Nel frattempo la giustizia ha iniziato il suo corso, tra vari fermi e arresti domiciliari spicca il divieto di dimora in Campania e in sei province limitrofe alla signora Mastella.
Naturalmente gli accusati si difendono dichiarandosi estranei alle vicende elencate e ai rapporti con la camorra. “E’ un complotto!” dice il nostro eurodeputato che secondo lui deriva dall’ invidia che si è creata dopo essere stato eletto al Parlamento Europeo con il PdL (e non si vergogna?! si vanta pure….). Continua dicendo: “Le raccomandazioni le fanno tutti, le ho fatte anche io” ma sicuramente farebbe meglio a stare in silenzio per non complicare la sua posizione.
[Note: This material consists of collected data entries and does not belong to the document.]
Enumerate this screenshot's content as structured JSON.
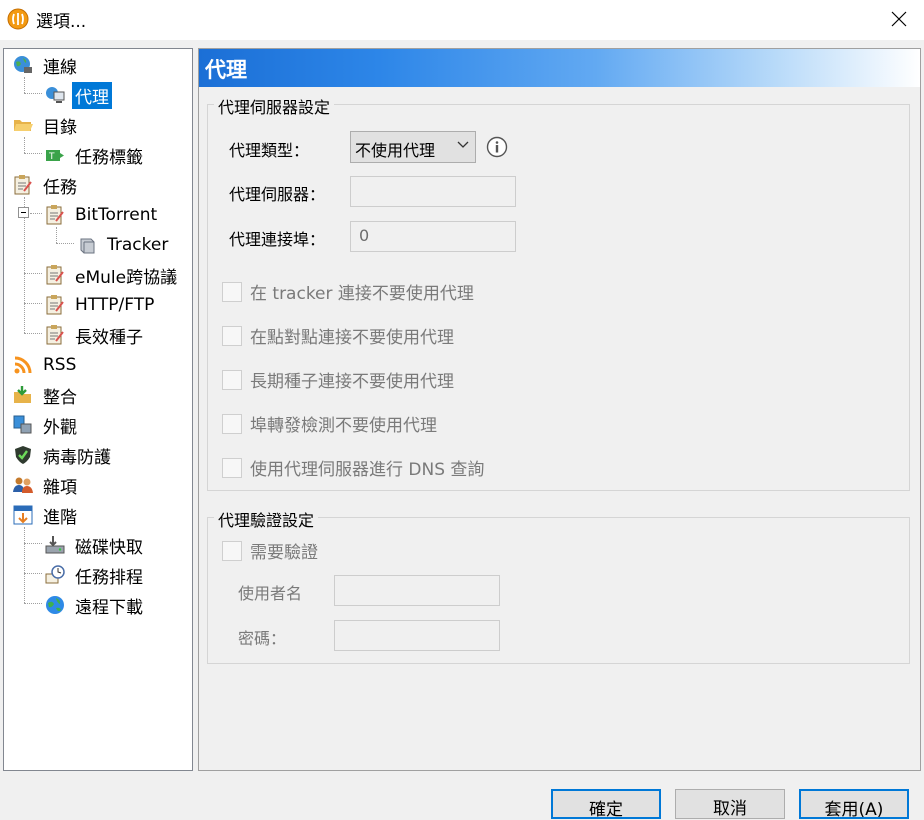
{
  "window": {
    "title": "選項...",
    "app_icon": "qbittorrent-icon",
    "close_icon": "close-icon"
  },
  "tree": {
    "items": [
      {
        "label": "連線",
        "icon": "globe-network-icon"
      },
      {
        "label": "代理",
        "icon": "proxy-computer-icon",
        "selected": true
      },
      {
        "label": "目錄",
        "icon": "folder-open-icon"
      },
      {
        "label": "任務標籤",
        "icon": "tag-icon"
      },
      {
        "label": "任務",
        "icon": "clipboard-task-icon"
      },
      {
        "label": "BitTorrent",
        "icon": "clipboard-task-icon",
        "expanded": true
      },
      {
        "label": "Tracker",
        "icon": "server-icon"
      },
      {
        "label": "eMule跨協議",
        "icon": "clipboard-task-icon"
      },
      {
        "label": "HTTP/FTP",
        "icon": "clipboard-task-icon"
      },
      {
        "label": "長效種子",
        "icon": "clipboard-task-icon"
      },
      {
        "label": "RSS",
        "icon": "rss-icon"
      },
      {
        "label": "整合",
        "icon": "folder-arrow-icon"
      },
      {
        "label": "外觀",
        "icon": "appearance-icon"
      },
      {
        "label": "病毒防護",
        "icon": "shield-icon"
      },
      {
        "label": "雜項",
        "icon": "users-icon"
      },
      {
        "label": "進階",
        "icon": "advanced-window-icon"
      },
      {
        "label": "磁碟快取",
        "icon": "disk-cache-icon"
      },
      {
        "label": "任務排程",
        "icon": "scheduler-icon"
      },
      {
        "label": "遠程下載",
        "icon": "remote-globe-icon"
      }
    ]
  },
  "panel": {
    "title": "代理",
    "proxy_group": {
      "title": "代理伺服器設定",
      "type_label": "代理類型：",
      "type_value": "不使用代理",
      "server_label": "代理伺服器：",
      "server_value": "",
      "port_label": "代理連接埠：",
      "port_value": "0",
      "checkboxes": [
        {
          "label": "在 tracker 連接不要使用代理",
          "checked": false
        },
        {
          "label": "在點對點連接不要使用代理",
          "checked": false
        },
        {
          "label": "長期種子連接不要使用代理",
          "checked": false
        },
        {
          "label": "埠轉發檢測不要使用代理",
          "checked": false
        },
        {
          "label": "使用代理伺服器進行 DNS 查詢",
          "checked": false
        }
      ]
    },
    "auth_group": {
      "title": "代理驗證設定",
      "require_label": "需要驗證",
      "require_checked": false,
      "username_label": "使用者名",
      "username_value": "",
      "password_label": "密碼：",
      "password_value": ""
    }
  },
  "buttons": {
    "ok": "確定",
    "cancel": "取消",
    "apply": "套用(A)"
  },
  "colors": {
    "selection": "#0078d7",
    "header_start": "#1b6fd6",
    "header_end": "#ffffff"
  }
}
Continua dichiarando di essere una persona per bene e soprattutto una persona con le mani pulitissime dato che non ha mai preso soldi da nessuno ma di aver solo segnalato povera gente che aveva bisogno di aiuto e che tutto ciò corrisponde con la funzione del politico (che amarezza!!!). Chiude il suo discorso dicendo di avere fatto meno danni dell’IdV. Cosa avrà voluto dire? Secondo me si riferiva alle accuse uscite su “Il Giornale”, durante la campagna elettorale delle europee, che riguardava la gestione privatistica e familiare dei soldi destinati al partito IdV però intascati dall’On. Di Pietro e dai suoi amici (questa storia però non ha avuto nessun riscontro con la realtà). Ripeto questo collegamento è puramente personale e potrebbe non corrispondere per niente al caso accennato dall’On. Mastella.
Il nostro grande politico italiano ha fondato l’Udeur con l’intenzione di rappresentare e difendere il Mezzogiorno e di essere in contrapposizione con la Lega Nord. Ha capito in modo molto pratico e veloce come fare politica al Sud.
D'altronde da noi funziona così……(che amarezza!!!!).